^^ This is missing the [DOH!] tag.I believe that John Whidden has been quite successful over the past several years with a 243 Win.
Personally I think bullet technology and advancements in high BC, smaller calibers, put the 30 cal days well behind us. A 6mm 115g .620 BC projectile at 3000 FPS is gonna be tough to beat with any 30 cal case not the mention the beating you're gonna get shooting it. Could you imagine pushing a 210g bullet at 3000 FPS? Several friends had 30-338 rifles. Pull trigger, hear the boom, crawl back up to the firing line after each shot. Think I'll pass.....

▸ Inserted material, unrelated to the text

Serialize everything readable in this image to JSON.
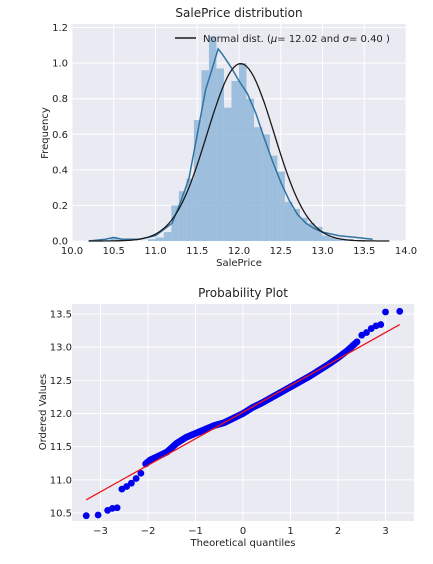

It is still the Indian and not the arrow, but the reason the majority of position shooters have never started or given up on the big 30's is recoil. It breaks your position down and you have to rebuild it more. If you watch John Whidden shoot he shoots his 243 just like a smallbore rifle never breaks position doesn't move his right elbow, you couldn't do that with a big 30. John's load in the 243 is a 105gr Hybrid at 3300fps, I'm running the identical load in mine. Got around 2,500 rounds on the first barrel. I also shoot a 280 rem with 180's going at 2,920fps. Yeah the 230's may take the wind better but the extra pounding isn't worth it. The lighter recoiling rifles are easier to shoot, why I built a 223 palma rifle for mid-range and I've even started shooting it as my fullbore rifle with 90gr VLD's for 800-1000. Just less recoil than a 308-155 combo. Minimize recoil you can sustain a better position.
Amen, Hallelujah, pass the offering plate..........

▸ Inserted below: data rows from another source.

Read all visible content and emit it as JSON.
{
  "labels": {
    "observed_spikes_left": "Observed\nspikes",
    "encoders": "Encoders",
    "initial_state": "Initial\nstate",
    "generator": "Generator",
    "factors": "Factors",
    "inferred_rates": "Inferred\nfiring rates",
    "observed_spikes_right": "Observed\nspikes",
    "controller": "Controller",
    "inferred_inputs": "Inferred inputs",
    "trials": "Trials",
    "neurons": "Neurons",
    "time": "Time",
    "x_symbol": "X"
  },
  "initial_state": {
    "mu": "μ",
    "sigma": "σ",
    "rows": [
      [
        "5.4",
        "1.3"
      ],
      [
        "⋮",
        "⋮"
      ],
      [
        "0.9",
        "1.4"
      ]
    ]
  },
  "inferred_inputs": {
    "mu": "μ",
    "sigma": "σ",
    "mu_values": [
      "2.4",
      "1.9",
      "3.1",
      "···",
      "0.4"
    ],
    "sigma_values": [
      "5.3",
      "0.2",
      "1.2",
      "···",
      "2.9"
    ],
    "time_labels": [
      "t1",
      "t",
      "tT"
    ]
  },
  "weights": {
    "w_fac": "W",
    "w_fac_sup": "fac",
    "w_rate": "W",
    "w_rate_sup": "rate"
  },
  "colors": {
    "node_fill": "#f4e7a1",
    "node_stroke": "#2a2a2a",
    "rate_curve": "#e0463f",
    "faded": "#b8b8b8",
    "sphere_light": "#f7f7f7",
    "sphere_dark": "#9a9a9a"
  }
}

Exactly the point I was trying to convey. Thank You. Built my first 223 prone gun in 2006 and never looked back. Shot midrange at first and now, on it's 3rd barrel I've shot it out to 1000 prone and frankly the 90 VLD at 2900 FPS isn't giving up much. Maybe need an extra click or 2 on the rear sight compared to 308 palma gun. The big plus is feeling like you've just shot in a smallbore match at days end.